Note to anyone who may catch one to handle them like a bluegill but be forewarned that their dorsal fins have more and sharper spines than a bluegill and they will stick you every chance they get.


----------



## leupy (Feb 12, 2007)

4-6 inch fish going into my pound are called bait or fish food. I am going to have to stick with Rex (Rainman) for my fish. $4+ per fish is too expensive to feed the Bass and Catfish.


----------



## hang_loose (Apr 2, 2008)

[email protected] said:


> Garyc,
> 
> You may still want to apply an early dose of Cutrine once water temps break 50. There will be a fair amount of growing time (4 to 6 weeks) for the algae before the tilapia can be stocked. Once the tilapia go in, they can concentrate more on the duckweed and cleaning up the detritus. Algae is cheaper and easier to kill than duckweed. Even with feeding pellets, I think you're stocking a good number. If you find the weeds coming back, shut off the feeder for a week or so. I've done this effectively and it usually results in the water becoming cloudy from the additional foraging.
> 
> ...



Good point [email protected] They are also one of the best fighting pan fish I've ever caught. Just remember if you are going to eat them, get them on ice as quick as you can.


----------



## garryc (Jan 21, 2006)

I rake out the floating algae in April/May. About once a week I'll deal with it. I want to continue that as I use it in my garden. Mixed in with my potato boxes they grow extremely well, as do onions and turnips. The idea is that if I physically remove the algae then I remove those nutrients with it, instead of just killing it and putting them back into cycle.

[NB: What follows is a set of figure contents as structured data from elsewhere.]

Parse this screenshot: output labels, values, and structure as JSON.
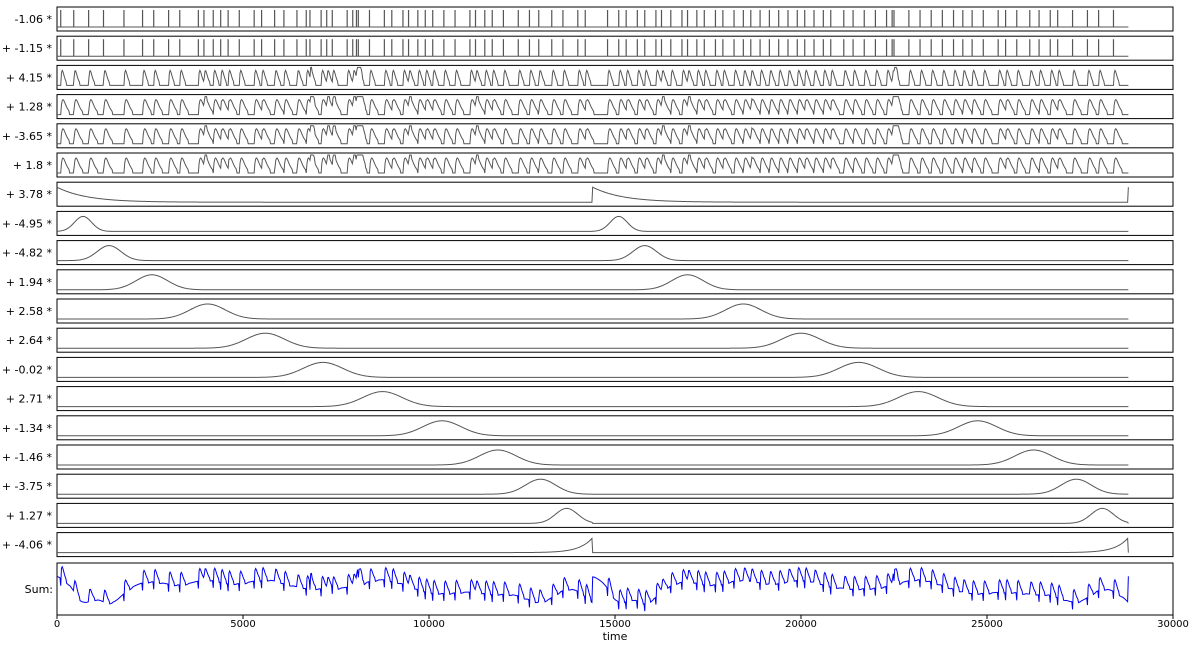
{
  "chart_data": {
    "type": "line",
    "xlabel": "time",
    "xlim": [
      0,
      30000
    ],
    "x_ticks": [
      0,
      5000,
      10000,
      15000,
      20000,
      25000,
      30000
    ],
    "x_tick_labels": [
      "0",
      "5000",
      "10000",
      "15000",
      "20000",
      "25000",
      "30000"
    ],
    "data_end": 28800,
    "period": 14400,
    "panel_labels": [
      "-1.06 *",
      "+ -1.15 *",
      "+ 4.15 *",
      "+ 1.28 *",
      "+ -3.65 *",
      "+ 1.8 *",
      "+ 3.78 *",
      "+ -4.95 *",
      "+ -4.82 *",
      "+ 1.94 *",
      "+ 2.58 *",
      "+ 2.64 *",
      "+ -0.02 *",
      "+ 2.71 *",
      "+ -1.34 *",
      "+ -1.46 *",
      "+ -3.75 *",
      "+ 1.27 *",
      "+ -4.06 *"
    ],
    "coefficients": [
      -1.06,
      -1.15,
      4.15,
      1.28,
      -3.65,
      1.8,
      3.78,
      -4.95,
      -4.82,
      1.94,
      2.58,
      2.64,
      -0.02,
      2.71,
      -1.34,
      -1.46,
      -3.75,
      1.27,
      -4.06
    ],
    "spike_regressors": [
      {
        "index": 0,
        "kind": "stick"
      },
      {
        "index": 1,
        "kind": "stick"
      },
      {
        "index": 2,
        "kind": "hrf",
        "width": 40
      },
      {
        "index": 3,
        "kind": "hrf",
        "width": 60
      },
      {
        "index": 4,
        "kind": "hrf",
        "width": 60
      },
      {
        "index": 5,
        "kind": "hrf",
        "width": 60
      }
    ],
    "spike_times": [
      100,
      450,
      850,
      1250,
      1800,
      2300,
      2600,
      3000,
      3300,
      3800,
      3950,
      4200,
      4400,
      4600,
      4900,
      5300,
      5500,
      5850,
      6100,
      6450,
      6700,
      6800,
      7100,
      7250,
      7400,
      7800,
      7950,
      8050,
      8100,
      8400,
      8800,
      9000,
      9300,
      9450,
      9700,
      9900,
      10100,
      10400,
      10700,
      11100,
      11250,
      11500,
      11700,
      12000,
      12400,
      12700,
      12950,
      13300,
      13600,
      14000,
      14200,
      14800,
      15100,
      15300,
      15600,
      15800,
      16100,
      16250,
      16500,
      16800,
      16950,
      17200,
      17400,
      17700,
      17900,
      18200,
      18450,
      18650,
      18900,
      19150,
      19400,
      19650,
      19900,
      20100,
      20350,
      20600,
      20800,
      21150,
      21400,
      21700,
      22000,
      22300,
      22450,
      22500,
      22900,
      23200,
      23500,
      23800,
      24100,
      24350,
      24600,
      24900,
      25300,
      25500,
      25800,
      26150,
      26400,
      26700,
      26900,
      27300,
      27700,
      28000,
      28400
    ],
    "decay_regressor": {
      "index": 6,
      "tau": 800
    },
    "bump_regressors": [
      {
        "index": 7,
        "center": 700,
        "width": 650
      },
      {
        "index": 8,
        "center": 1400,
        "width": 900
      },
      {
        "index": 9,
        "center": 2550,
        "width": 1200
      },
      {
        "index": 10,
        "center": 4050,
        "width": 1350
      },
      {
        "index": 11,
        "center": 5600,
        "width": 1450
      },
      {
        "index": 12,
        "center": 7150,
        "width": 1500
      },
      {
        "index": 13,
        "center": 8750,
        "width": 1500
      },
      {
        "index": 14,
        "center": 10350,
        "width": 1450
      },
      {
        "index": 15,
        "center": 11850,
        "width": 1400
      },
      {
        "index": 16,
        "center": 13000,
        "width": 1150
      },
      {
        "index": 17,
        "center": 13700,
        "width": 850
      }
    ],
    "ramp_regressor": {
      "index": 18,
      "tau": 350
    },
    "sum_label": "Sum:",
    "colors": {
      "regressor_line": "#555555",
      "sum_line": "#0000ee",
      "frame": "#000000"
    }
  }
}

I don't know how well my bass will eat a 4" wide fish. We have a few larger bass, but still plenty of bluegills in that size class. The golden shiners got up to two inches it appeared last year, fry went in in May. The pond is far over loaded with nutrients. I have two aeration stations each with two 9 inch micro diffuser heads, pushing about 3.8 cfm into the pond. The pond is .398 acres and 8 feet deep. The depth increased about 18 inches between the diffusers the second year. I would say that the nutrients locked in the detritus layer go back into solution.

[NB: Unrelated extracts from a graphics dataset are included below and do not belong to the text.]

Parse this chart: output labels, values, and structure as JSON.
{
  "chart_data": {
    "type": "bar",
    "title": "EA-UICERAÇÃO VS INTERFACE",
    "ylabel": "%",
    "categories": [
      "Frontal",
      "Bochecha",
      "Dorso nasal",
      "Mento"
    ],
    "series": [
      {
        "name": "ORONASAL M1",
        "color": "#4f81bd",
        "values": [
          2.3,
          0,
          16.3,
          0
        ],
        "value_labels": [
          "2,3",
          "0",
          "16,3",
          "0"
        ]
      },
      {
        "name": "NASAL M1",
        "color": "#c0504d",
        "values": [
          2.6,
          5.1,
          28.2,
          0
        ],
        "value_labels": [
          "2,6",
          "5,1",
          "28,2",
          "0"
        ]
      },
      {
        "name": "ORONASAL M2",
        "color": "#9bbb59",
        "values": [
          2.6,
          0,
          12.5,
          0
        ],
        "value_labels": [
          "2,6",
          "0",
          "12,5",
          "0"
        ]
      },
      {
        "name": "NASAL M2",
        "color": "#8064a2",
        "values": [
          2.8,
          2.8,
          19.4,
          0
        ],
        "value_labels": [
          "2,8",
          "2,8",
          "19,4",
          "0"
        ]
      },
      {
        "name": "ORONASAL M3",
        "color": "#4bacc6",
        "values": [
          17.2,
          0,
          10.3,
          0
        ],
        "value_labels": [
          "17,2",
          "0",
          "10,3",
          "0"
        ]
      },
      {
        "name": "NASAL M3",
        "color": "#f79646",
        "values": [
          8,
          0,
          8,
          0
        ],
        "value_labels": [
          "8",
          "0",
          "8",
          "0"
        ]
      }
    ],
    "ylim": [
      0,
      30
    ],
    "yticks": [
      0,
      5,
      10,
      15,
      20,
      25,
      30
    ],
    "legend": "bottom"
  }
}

We do have two White Amurs put in two years ago.


----------



## Fishman (Apr 5, 2004)

Our tilapias are specifically the blue specie. I have 8 of them in a 40 gallon tank just to mess with them. They'll die around the 45 degree mark. I pushed the tank to the 50f mark and they were fine
Cranked it up to 86.. should have fry in a few weeks. These are not our stock for sale... I'm also an aquarium enthusiast and I'm just playing around at my shop.


----------



## keith_r (Jun 18, 2010)

do you sell small quantities of your tilapia? (10-25)


----------



## Fishman (Apr 5, 2004)

Sure do, you could buy one if ya wanted.


----------



## keith_r (Jun 18, 2010)

i better try to get the tank this weekend then!

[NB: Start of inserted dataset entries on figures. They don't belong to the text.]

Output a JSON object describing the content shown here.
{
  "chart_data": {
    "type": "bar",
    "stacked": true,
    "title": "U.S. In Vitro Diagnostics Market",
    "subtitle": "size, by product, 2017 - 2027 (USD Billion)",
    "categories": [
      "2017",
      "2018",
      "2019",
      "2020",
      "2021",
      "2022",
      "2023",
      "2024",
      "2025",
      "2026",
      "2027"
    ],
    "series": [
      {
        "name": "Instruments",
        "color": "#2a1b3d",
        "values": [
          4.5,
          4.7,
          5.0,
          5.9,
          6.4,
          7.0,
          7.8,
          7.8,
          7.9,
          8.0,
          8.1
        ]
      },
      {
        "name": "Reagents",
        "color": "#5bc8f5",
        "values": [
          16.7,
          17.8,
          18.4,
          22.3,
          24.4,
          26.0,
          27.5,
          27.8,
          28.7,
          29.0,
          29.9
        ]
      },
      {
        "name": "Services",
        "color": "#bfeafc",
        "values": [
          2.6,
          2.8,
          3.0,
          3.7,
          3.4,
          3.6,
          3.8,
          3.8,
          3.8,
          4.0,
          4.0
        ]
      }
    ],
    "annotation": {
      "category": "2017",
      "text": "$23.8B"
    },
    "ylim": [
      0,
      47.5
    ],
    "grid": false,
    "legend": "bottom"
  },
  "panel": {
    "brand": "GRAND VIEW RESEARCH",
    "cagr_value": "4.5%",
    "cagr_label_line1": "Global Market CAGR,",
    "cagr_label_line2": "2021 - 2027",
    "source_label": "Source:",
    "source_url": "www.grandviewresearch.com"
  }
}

how many would you recommend in a 120 gal tank? i'll probably feed most of the fry to my yellow perch and bluegill, but i do want to grow some out..

thanks!


----------



## Fishman (Apr 5, 2004)

We won't technically be selling them for a few months but if they successfully spawn in my aquarium ( which they should) ide givem away.... stay tuned

You could put 20+ in a tank that size just remember they grow fast and mate like rabbits. I keep my fish at my office I expect a female to be holding eggs in a few weeks.


----------